In London, a spokesman for the British Foreign Office recalled that Iran was under Security Council orders to "resume full and sustained suspension of all its enrichment."
"The latest Iranian statement is not particularly helpful," the spokesman said, speaking on condition of anonymity in keeping with government policy.
Rafsanjani said the breakthrough would put Iran in a good position for the visit of ElBaradei, the head of the International Atomic Energy Agency.
"When ElBaradei arrives in Iran, he will face new circumstances," Rafsanjani said, according to KUNA.
In Vienna, officials of the International Atomic Energy Agency, whose inspectors are now in Iran, declined to comment on the report.
But a diplomat familiar with Tehran's enrichment program said it appeared to be accurate. He demanded anonymity because he was not authorized to discuss information restricted to the agency.
Rafsanjani's role unclear
It was not clear why the announcement came first from Rafsanjani, who is heading to Kuwait on Wednesday. The ultra-conservative Ahmadinejad defeated Rafsanjani, who had the support of Iran's reformists, in presidential elections last year. Rafsanjani may have been trying to upstage the president and show Iranians that he remains powerful.
Kamal Daneshyar, head of Energy Committee at the Iranian parliament, said the announcement means Iran has mastered the technical hurdles needed to enrich uranium to the 3.5 percent required to produce fuel for a reactor.

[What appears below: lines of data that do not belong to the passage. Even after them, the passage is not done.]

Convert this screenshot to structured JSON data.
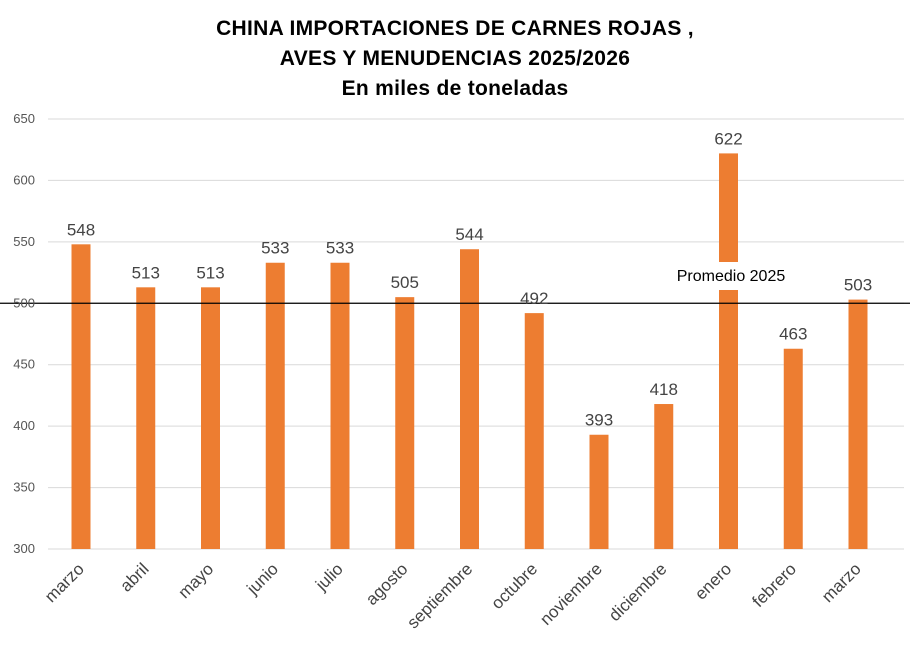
{
  "title_lines": [
    "CHINA IMPORTACIONES DE CARNES ROJAS ,",
    "AVES Y MENUDENCIAS 2025/2026",
    "En miles de toneladas"
  ],
  "chart_data": {
    "type": "bar",
    "categories": [
      "marzo",
      "abril",
      "mayo",
      "junio",
      "julio",
      "agosto",
      "septiembre",
      "octubre",
      "noviembre",
      "diciembre",
      "enero",
      "febrero",
      "marzo"
    ],
    "values": [
      548,
      513,
      513,
      533,
      533,
      505,
      544,
      492,
      393,
      418,
      622,
      463,
      503
    ],
    "title": "CHINA IMPORTACIONES DE CARNES ROJAS , AVES Y MENUDENCIAS 2025/2026",
    "subtitle": "En miles de toneladas",
    "xlabel": "",
    "ylabel": "",
    "ylim": [
      300,
      650
    ],
    "yticks": [
      300,
      350,
      400,
      450,
      500,
      550,
      600,
      650
    ],
    "grid": true,
    "legend": "none",
    "bar_color": "#ED7D31",
    "reference_line": {
      "value": 500,
      "label": "Promedio 2025",
      "color": "#000000"
    }
  }
}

"This is a major achievement. It means Iran is now able to produce nuclear fuel for its future nuclear reactors without any reliance on foreigners," Daneshyar told the AP.
In the enrichment process, uranium gas is pumped through a series of centrifuges, where it is spun to purify it. But the process is technically difficult, requiring delicate pipe connections between dozens of centrifuges -- or hundreds for larger scale production.